I tell you this because the term "greens within a green" (GsWG) is my term----you can look back deep into the orignial threads on this website and see that.
And I also tell you this because it will act as a reminder to one Patrick Mucci that every time he uses that term he either needs my written permission or he owes me one American greenback in royalty via copyright laws or his lawyer will be hearing from my lawyer and I will sue Patrick's ass clear across the state of New Jersey, or even America or the rest of the world depending on the purview of the term "GsWG".

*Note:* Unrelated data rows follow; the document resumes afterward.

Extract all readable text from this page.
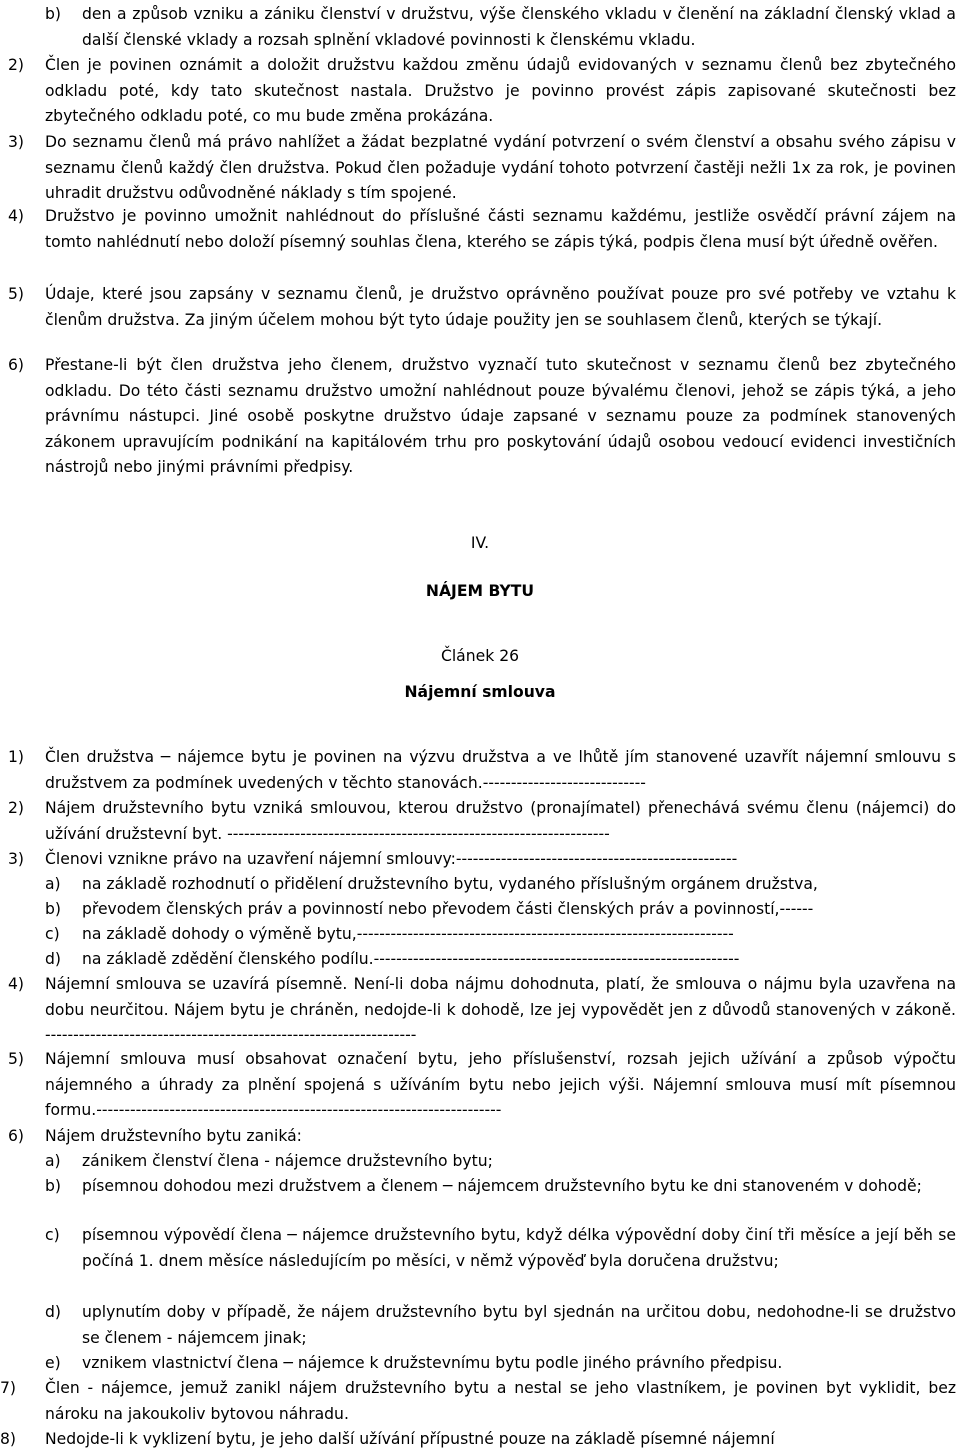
b) den a způsob vzniku a zániku členství v družstvu, výše členského vkladu v členění na základní členský vklad a další členské vklady a rozsah splnění vkladové povinnosti k členskému vkladu.
2) Člen je povinen oznámit a doložit družstvu každou změnu údajů evidovaných v seznamu členů bez zbytečného odkladu poté, kdy tato skutečnost nastala. Družstvo je povinno provést zápis zapisované skutečnosti bez zbytečného odkladu poté, co mu bude změna prokázána.
3) Do seznamu členů má právo nahlížet a žádat bezplatné vydání potvrzení o svém členství a obsahu svého zápisu v seznamu členů každý člen družstva. Pokud člen požaduje vydání tohoto potvrzení častěji nežli 1x za rok, je povinen uhradit družstvu odůvodněné náklady s tím spojené.
4) Družstvo je povinno umožnit nahlédnout do příslušné části seznamu každému, jestliže osvědčí právní zájem na tomto nahlédnutí nebo doloží písemný souhlas člena, kterého se zápis týká, podpis člena musí být úředně ověřen.
5) Údaje, které jsou zapsány v seznamu členů, je družstvo oprávněno používat pouze pro své potřeby ve vztahu k členům družstva. Za jiným účelem mohou být tyto údaje použity jen se souhlasem členů, kterých se týkají.
6) Přestane-li být člen družstva jeho členem, družstvo vyznačí tuto skutečnost v seznamu členů bez zbytečného odkladu. Do této části seznamu družstvo umožní nahlédnout pouze bývalému členovi, jehož se zápis týká, a jeho právnímu nástupci. Jiné osobě poskytne družstvo údaje zapsané v seznamu pouze za podmínek stanovených zákonem upravujícím podnikání na kapitálovém trhu pro poskytování údajů osobou vedoucí evidenci investičních nástrojů nebo jinými právními předpisy.
IV.
NÁJEM BYTU
Článek 26
Nájemní smlouva
1) Člen družstva ─ nájemce bytu je povinen na výzvu družstva a ve lhůtě jím stanovené uzavřít nájemní smlouvu s družstvem za podmínek uvedených v těchto stanovách.-----------------------------
2) Nájem družstevního bytu vzniká smlouvou, kterou družstvo (pronajímatel) přenechává svému členu (nájemci) do užívání družstevní byt. --------------------------------------------------------------------
3) Členovi vznikne právo na uzavření nájemní smlouvy:--------------------------------------------------
a) na základě rozhodnutí o přidělení družstevního bytu, vydaného příslušným orgánem družstva,
b) převodem členských práv a povinností nebo převodem části členských práv a povinností,------
c) na základě dohody o výměně bytu,-------------------------------------------------------------------
d) na základě zdědění členského podílu.-----------------------------------------------------------------
4) Nájemní smlouva se uzavírá písemně. Není-li doba nájmu dohodnuta, platí, že smlouva o nájmu byla uzavřena na dobu neurčitou. Nájem bytu je chráněn, nedojde-li k dohodě, lze jej vypovědět jen z důvodů stanovených v zákoně. ------------------------------------------------------------------
5) Nájemní smlouva musí obsahovat označení bytu, jeho příslušenství, rozsah jejich užívání a způsob výpočtu nájemného a úhrady za plnění spojená s užíváním bytu nebo jejich výši. Nájemní smlouva musí mít písemnou formu.------------------------------------------------------------------------
6) Nájem družstevního bytu zaniká:
a) zánikem členství člena - nájemce družstevního bytu;
b) písemnou dohodou mezi družstvem a členem ─ nájemcem družstevního bytu ke dni stanoveném v dohodě;
c) písemnou výpovědí člena ─ nájemce družstevního bytu, když délka výpovědní doby činí tři měsíce a její běh se počíná 1. dnem měsíce následujícím po měsíci, v němž výpověď byla doručena družstvu;
d) uplynutím doby v případě, že nájem družstevního bytu byl sjednán na určitou dobu, nedohodne-li se družstvo se členem - nájemcem jinak;
e) vznikem vlastnictví člena ─ nájemce k družstevnímu bytu podle jiného právního předpisu.
7) Člen - nájemce, jemuž zanikl nájem družstevního bytu a nestal se jeho vlastníkem, je povinen byt vyklidit, bez nároku na jakoukoliv bytovou náhradu.
8) Nedojde-li k vyklizení bytu, je jeho další užívání přípustné pouze na základě písemné nájemní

But what does it mean and where did I get the term? I got it at NGLA after playing my first National's Singles tourney there. Basically, I'd rarely seen a situation on a green where if you happened to hit your approach into the wrong area of some greens your ability to two putt was virtually nil. The reason for that was that if you were in the wrong section of some of those greens (ex.#1,3,6,11,12,15) your chances of two putting was very poor to virtually impossible and on a few of them such as #1 or #3 your chances of even holding the ball in that segregated area ("green with the green") of the pin might not be good.
We've had a bunch of threads in the past on this website on the "greens within a green" concept and most of them concentrated on those NGLA greens.
The playability factors of "greens within a green" like those mentioned at NGLA is that they are highly strategic in an approach shot sense, perhaps way too intensely strategic for most golfers.
The reason they are that way is the transition areas on the green to get from one green section to another green section (with the pin in it) within the entire green are such that the golf ball will either build up too much speed or too much break on those transition areas and will simply not stop anywhere near various pins or even in the area ("green" (within a green)) that the pin is in.
But that's the "greens within a green" concept and theory at least the way I coigned it and used it on here about six years ago.
But the really cool thing about the "greens within a green" concept is if there actually is some way to transition the ball to the pin from one area ("green within a green") but it takes a huge amount of imagination and adept concentration and execution to do so. In that vein we are of course getting into the mind and imagination and execution ability of a putter like Ben Crenshaw.